Robin G. Schulze appointed dean of UB’s College of Arts and Sciences
New CAS dean chosen after extensive, national search
Robin G. Schulze has been named dean of UB’s College of Arts and Sciences, effective July 1, after an extensive national search.
Robin G. Schulze has been named dean of UB’s College of Arts and Sciences (CAS), effective July 1, after an extensive national search.
Charles F. Zukoski, UB provost and executive vice president for Academic Affairs, announced Thursday afternoon that Schulze has been appointed as dean. Schulze has served as the associate dean for the humanities and was an English professor at the University of Delaware.
CAS Dean E. Bruce Pitman will step down and resume his role as a professor and researcher at UB. Pitman announced in October 2015 he would step down after his five-year tenure. Faculty in the CAS said Pitman was an “innovative leader,” but was selected as dean during a time when STEM was accelerating and the arts were declining.
The national search for the new dean consisted of a list of more than 50 “well-qualified” applicants. This was narrowed down to a list of 15 candidates, then Schulze was selected out of the final four candidates, according to Robert Shibley, dean of the School of Architecture and Planning.
“As dean, I am confident that Dr. Schulze will lead our College of Arts and Sciences to build on its strengths, achieve even greater prominence in research and education and enhance its impact in our local and global communities,” Zukoski said in his announcement to the university.
CAS is the largest academic unit on campus with 27 departments, 16 academic programs, 23 centers and institutes, two art galleries and major theater and music performance venues, according to the UB website.
Schulze earned her Ph.D in English and her master’s degrees in English and music performance from the University of Michigan. She also holds a bachelor’s degree in music history from Yale University.
Schulze is “an expert in modernist American poetry, textual scholarship, editorial theory, and modernist literature and culture” and is widely recognized as “one of the world’s leading scholars of the poet Marianne Moore and her modernist peers,” according to Zukoski.
Schulze has published four books and more than 20 articles. She has attained prestigious grants from the National Humanities Center and the American Philosophical Society. She is the president and an executive board member of the Society for Textual Scholarship.

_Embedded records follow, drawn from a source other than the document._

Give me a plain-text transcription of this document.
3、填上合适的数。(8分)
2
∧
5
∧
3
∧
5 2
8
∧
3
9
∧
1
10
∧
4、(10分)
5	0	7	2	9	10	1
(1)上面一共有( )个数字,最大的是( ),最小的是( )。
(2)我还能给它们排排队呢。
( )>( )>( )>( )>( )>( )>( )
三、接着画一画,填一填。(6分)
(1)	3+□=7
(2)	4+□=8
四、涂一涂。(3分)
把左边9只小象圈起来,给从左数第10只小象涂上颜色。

“Dr. Schulze emerged as the leading candidate as a result of her significant leadership experience, impressive scholarly accomplishments, creative energy, strong commitment to the liberal arts and sciences and proven ability to work with faculty to create and implement a shared vision,” Zukoski said.
The other three finalists included: Tyrus Miller, the vice provost and dean of Graduate Studies at the University of California, Douglas Ulmer, a professor at the School of Mathematics at Georgia Institute of Technology, and Abbas Bennamoun, the vice provost for Faculty Affairs and Academic Policies at the University of Illinois at Urbana-Champaign.
Shibley said the finalists came out of a “very elaborate search process,” after hiring the search firm Reynolds Russell Associates, which specializes in higher education and worked with Dr. Jett Pihakis.
There were 13 members of the “diverse” search committee with UB professors from the arts and sciences, according to Shibley.
Pitman said he feels “pretty blue” about the change. Pitman started working at UB in 1989 and came as an assistant professor in mathematics.
He said he’ll miss working with the alumni association the most.
“UB is home," Pitman said. "There are real friends here. They are more than just coworkers.”
Pitman said he wasn’t going to stay forever as dean and noted that October was a convenient time to resign since it was the end of his term.
Pitman will be going back to his research and will be collaborating with professors in UB’s geology and mechanical engineering departments as well as with faculty at other schools, such as Duke University.
Pitman said he would tell the new dean, “the most important thing is we have some really good people in the college” and to “get the most out of it.”
“The way the demographics of students coming into the various programs are in a state of change,” Shibley said. “We’ve been looking for a leader who can understand and take part in leading what kind of changes need to occur in the College of Arts and Sciences.”